Thursday, August 2, 2012: 12:00 AM
Faculty of Economics, TBA
Distributed Paper
Trying to capture the contemporary idea of the university, the neoliberal or entrepreneurial university have become common labels to depict the growing marketisation of universities worldwide. Discussing the relationship between the neoliberal and the public university and the increasing colonisation of the public sphere by neoliberalism, discourse analysis has mostly focused on qualitative interviews, media reports and policy documents. Visual culture, however, has mostly been neglected as a source of discourse. This is even more surprising as Higher Education advertisement, graffiti and wall paintings can provide us with rich insights into contemporary ideas of the university.

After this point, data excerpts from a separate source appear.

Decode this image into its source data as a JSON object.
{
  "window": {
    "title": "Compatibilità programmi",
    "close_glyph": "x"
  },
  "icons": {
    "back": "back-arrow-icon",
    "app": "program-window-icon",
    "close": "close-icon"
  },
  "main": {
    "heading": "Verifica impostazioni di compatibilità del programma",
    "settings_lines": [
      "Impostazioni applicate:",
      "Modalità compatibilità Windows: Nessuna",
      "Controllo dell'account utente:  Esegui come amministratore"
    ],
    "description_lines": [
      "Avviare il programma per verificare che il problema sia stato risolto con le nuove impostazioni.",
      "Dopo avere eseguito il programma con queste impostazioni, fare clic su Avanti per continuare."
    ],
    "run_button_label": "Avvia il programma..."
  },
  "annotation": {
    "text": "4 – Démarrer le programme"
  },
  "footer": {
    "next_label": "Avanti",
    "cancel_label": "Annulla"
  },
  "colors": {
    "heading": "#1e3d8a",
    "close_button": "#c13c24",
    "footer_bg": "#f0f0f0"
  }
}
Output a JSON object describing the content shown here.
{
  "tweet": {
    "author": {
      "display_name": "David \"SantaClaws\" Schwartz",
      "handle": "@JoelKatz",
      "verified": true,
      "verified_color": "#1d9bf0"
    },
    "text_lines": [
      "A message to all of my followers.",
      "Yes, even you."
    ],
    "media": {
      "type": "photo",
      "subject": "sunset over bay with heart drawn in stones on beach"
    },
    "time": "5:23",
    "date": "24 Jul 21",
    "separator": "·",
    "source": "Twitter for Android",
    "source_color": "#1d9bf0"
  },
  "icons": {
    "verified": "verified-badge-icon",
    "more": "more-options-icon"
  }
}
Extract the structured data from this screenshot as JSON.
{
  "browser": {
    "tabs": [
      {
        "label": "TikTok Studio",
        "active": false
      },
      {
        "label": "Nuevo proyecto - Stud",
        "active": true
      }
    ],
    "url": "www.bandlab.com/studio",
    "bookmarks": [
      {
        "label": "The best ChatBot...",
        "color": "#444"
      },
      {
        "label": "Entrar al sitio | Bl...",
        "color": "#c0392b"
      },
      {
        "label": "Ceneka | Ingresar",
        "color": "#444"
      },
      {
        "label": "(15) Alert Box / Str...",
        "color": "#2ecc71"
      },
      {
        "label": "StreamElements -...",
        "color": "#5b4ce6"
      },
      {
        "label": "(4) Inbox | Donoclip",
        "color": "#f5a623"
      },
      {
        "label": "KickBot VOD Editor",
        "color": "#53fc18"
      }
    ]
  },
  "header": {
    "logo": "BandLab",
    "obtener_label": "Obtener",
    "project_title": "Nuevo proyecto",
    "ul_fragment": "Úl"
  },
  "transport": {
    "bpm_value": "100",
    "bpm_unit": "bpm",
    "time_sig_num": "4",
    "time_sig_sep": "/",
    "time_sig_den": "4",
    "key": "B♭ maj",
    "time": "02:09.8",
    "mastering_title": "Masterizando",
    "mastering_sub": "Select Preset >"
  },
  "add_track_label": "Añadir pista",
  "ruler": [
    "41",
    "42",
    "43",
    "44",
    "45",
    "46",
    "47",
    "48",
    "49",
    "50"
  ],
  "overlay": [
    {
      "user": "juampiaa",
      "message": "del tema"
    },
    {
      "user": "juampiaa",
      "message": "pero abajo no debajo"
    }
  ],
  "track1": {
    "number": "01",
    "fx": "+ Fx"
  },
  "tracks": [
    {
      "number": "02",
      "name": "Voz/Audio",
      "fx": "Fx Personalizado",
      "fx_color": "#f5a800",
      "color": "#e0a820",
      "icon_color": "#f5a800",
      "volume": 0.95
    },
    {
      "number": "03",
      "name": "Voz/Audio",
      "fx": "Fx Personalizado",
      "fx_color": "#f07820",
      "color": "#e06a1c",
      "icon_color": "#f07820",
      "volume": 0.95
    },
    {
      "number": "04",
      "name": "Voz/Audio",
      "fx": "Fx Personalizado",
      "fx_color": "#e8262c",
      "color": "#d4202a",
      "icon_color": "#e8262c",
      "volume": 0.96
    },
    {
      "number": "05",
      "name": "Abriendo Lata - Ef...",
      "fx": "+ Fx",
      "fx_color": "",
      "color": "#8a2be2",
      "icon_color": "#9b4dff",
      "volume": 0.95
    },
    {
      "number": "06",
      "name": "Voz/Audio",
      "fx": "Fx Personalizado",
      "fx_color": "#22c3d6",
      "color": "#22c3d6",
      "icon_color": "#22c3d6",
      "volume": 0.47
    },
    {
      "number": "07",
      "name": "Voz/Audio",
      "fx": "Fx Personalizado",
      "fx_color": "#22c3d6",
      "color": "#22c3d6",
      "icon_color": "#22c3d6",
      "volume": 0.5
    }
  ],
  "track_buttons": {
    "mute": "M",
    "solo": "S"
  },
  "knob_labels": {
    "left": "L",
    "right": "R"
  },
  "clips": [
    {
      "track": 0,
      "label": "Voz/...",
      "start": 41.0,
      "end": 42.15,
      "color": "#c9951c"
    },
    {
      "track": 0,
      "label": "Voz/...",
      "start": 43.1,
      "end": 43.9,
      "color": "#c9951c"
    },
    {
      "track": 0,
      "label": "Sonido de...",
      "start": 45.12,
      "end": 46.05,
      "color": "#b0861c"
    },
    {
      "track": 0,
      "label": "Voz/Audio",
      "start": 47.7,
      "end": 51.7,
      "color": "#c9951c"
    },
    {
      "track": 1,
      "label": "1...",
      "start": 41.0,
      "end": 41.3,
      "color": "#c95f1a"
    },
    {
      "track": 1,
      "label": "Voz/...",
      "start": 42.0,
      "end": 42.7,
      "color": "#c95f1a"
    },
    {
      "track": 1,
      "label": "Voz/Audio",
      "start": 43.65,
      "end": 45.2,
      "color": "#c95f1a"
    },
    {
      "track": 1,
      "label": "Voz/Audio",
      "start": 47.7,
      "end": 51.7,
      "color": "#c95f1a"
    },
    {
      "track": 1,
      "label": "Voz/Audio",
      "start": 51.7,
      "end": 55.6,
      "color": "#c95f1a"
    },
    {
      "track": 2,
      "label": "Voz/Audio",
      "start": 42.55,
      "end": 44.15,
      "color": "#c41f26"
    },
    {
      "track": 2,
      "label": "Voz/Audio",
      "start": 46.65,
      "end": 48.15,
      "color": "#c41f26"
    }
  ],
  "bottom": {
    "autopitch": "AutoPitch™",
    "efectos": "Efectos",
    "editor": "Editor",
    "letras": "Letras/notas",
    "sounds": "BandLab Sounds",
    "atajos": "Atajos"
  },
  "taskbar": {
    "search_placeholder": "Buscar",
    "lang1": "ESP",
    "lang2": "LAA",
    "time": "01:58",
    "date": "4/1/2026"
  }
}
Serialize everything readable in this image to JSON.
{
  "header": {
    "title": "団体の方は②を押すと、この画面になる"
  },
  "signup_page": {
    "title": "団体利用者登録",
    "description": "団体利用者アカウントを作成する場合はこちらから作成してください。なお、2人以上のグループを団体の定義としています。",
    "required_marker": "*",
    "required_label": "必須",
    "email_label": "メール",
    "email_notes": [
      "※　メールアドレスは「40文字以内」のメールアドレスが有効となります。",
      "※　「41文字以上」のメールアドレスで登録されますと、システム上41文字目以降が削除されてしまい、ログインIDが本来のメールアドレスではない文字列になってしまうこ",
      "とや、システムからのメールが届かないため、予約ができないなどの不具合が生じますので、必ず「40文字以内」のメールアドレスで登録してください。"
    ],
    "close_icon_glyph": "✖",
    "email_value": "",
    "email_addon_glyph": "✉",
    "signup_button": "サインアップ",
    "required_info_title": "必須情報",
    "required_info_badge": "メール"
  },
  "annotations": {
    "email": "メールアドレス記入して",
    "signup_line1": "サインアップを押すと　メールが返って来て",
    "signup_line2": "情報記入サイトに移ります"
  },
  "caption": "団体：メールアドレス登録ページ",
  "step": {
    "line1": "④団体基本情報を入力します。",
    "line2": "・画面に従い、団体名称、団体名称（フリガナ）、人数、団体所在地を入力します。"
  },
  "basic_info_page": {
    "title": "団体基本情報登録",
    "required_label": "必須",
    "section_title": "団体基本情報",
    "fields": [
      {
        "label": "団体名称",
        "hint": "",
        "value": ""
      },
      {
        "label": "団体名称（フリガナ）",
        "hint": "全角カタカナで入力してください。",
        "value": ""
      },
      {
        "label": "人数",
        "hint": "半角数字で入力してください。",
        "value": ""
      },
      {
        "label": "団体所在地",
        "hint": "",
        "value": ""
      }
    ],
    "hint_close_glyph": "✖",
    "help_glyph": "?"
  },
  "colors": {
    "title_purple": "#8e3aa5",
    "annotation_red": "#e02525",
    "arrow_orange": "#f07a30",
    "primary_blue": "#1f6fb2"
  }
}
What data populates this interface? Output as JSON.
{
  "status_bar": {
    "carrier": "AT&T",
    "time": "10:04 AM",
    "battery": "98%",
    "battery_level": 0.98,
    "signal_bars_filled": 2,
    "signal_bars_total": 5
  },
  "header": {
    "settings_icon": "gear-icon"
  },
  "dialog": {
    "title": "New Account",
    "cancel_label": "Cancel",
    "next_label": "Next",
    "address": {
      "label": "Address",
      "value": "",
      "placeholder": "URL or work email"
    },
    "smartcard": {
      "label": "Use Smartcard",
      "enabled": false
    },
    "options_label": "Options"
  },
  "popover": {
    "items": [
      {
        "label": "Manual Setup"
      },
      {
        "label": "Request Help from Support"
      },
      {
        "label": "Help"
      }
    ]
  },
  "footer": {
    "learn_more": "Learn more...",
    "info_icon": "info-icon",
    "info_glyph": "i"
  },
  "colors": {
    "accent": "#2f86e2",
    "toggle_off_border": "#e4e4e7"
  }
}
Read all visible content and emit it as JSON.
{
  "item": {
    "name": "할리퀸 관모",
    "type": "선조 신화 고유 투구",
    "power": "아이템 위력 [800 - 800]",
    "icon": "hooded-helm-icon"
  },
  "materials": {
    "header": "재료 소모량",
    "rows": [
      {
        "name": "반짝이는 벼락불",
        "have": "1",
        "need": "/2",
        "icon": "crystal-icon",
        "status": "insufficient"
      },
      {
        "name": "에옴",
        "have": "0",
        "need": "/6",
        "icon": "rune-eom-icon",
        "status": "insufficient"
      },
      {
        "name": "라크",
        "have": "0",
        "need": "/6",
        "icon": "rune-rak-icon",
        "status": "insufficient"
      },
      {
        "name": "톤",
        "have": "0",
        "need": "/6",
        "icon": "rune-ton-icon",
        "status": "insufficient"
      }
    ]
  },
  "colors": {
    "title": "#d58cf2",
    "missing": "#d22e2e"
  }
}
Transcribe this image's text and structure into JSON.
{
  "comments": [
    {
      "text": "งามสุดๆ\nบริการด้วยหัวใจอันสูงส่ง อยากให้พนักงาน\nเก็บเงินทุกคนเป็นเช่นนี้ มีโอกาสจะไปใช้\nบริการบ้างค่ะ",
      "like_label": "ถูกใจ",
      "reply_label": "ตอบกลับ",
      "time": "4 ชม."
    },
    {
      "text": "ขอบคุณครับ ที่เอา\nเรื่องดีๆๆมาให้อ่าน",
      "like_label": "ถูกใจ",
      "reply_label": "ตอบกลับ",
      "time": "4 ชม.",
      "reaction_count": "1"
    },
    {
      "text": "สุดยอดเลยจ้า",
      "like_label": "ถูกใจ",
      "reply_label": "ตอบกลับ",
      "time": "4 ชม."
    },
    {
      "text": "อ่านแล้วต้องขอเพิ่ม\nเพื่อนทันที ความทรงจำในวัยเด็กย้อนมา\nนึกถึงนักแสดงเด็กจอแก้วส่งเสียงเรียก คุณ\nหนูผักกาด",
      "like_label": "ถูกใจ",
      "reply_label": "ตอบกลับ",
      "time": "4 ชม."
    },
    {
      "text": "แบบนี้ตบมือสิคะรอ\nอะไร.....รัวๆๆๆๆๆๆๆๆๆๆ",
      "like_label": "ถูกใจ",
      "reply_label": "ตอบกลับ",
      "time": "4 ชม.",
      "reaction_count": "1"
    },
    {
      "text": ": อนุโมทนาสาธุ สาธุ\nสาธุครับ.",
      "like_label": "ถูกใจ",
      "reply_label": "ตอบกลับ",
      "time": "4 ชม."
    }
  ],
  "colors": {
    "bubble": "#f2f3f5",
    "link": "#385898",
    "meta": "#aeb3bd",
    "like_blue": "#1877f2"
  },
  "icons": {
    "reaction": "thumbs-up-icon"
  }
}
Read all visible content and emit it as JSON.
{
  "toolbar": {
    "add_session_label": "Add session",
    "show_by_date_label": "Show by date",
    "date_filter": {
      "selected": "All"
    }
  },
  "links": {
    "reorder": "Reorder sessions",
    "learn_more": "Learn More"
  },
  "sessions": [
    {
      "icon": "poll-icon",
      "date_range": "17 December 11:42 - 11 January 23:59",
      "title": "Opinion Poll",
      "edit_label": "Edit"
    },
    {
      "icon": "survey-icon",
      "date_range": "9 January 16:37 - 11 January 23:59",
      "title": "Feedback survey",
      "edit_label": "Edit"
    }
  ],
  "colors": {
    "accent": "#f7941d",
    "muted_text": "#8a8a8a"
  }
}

The paper investigates two forms of visual discourses of the university and how they relate to each other: Higher Education advertisement in public transport and wall paintings and graffiti in and around universities. I discuss this based on a visual ethnography I carried out in Santiago de Chile in 2010. At the center of my discussion is the question of how the neoliberal university has even occupied visual culture and leaves less and less space for alternative formats. The theoretical and practical implications shall be discussed. Finally, the research will be challenged by the latest developments of the Chilean students’ movement that sparked a revival of alternative visual discourses of the university, looking beyond Higher Education advertisement.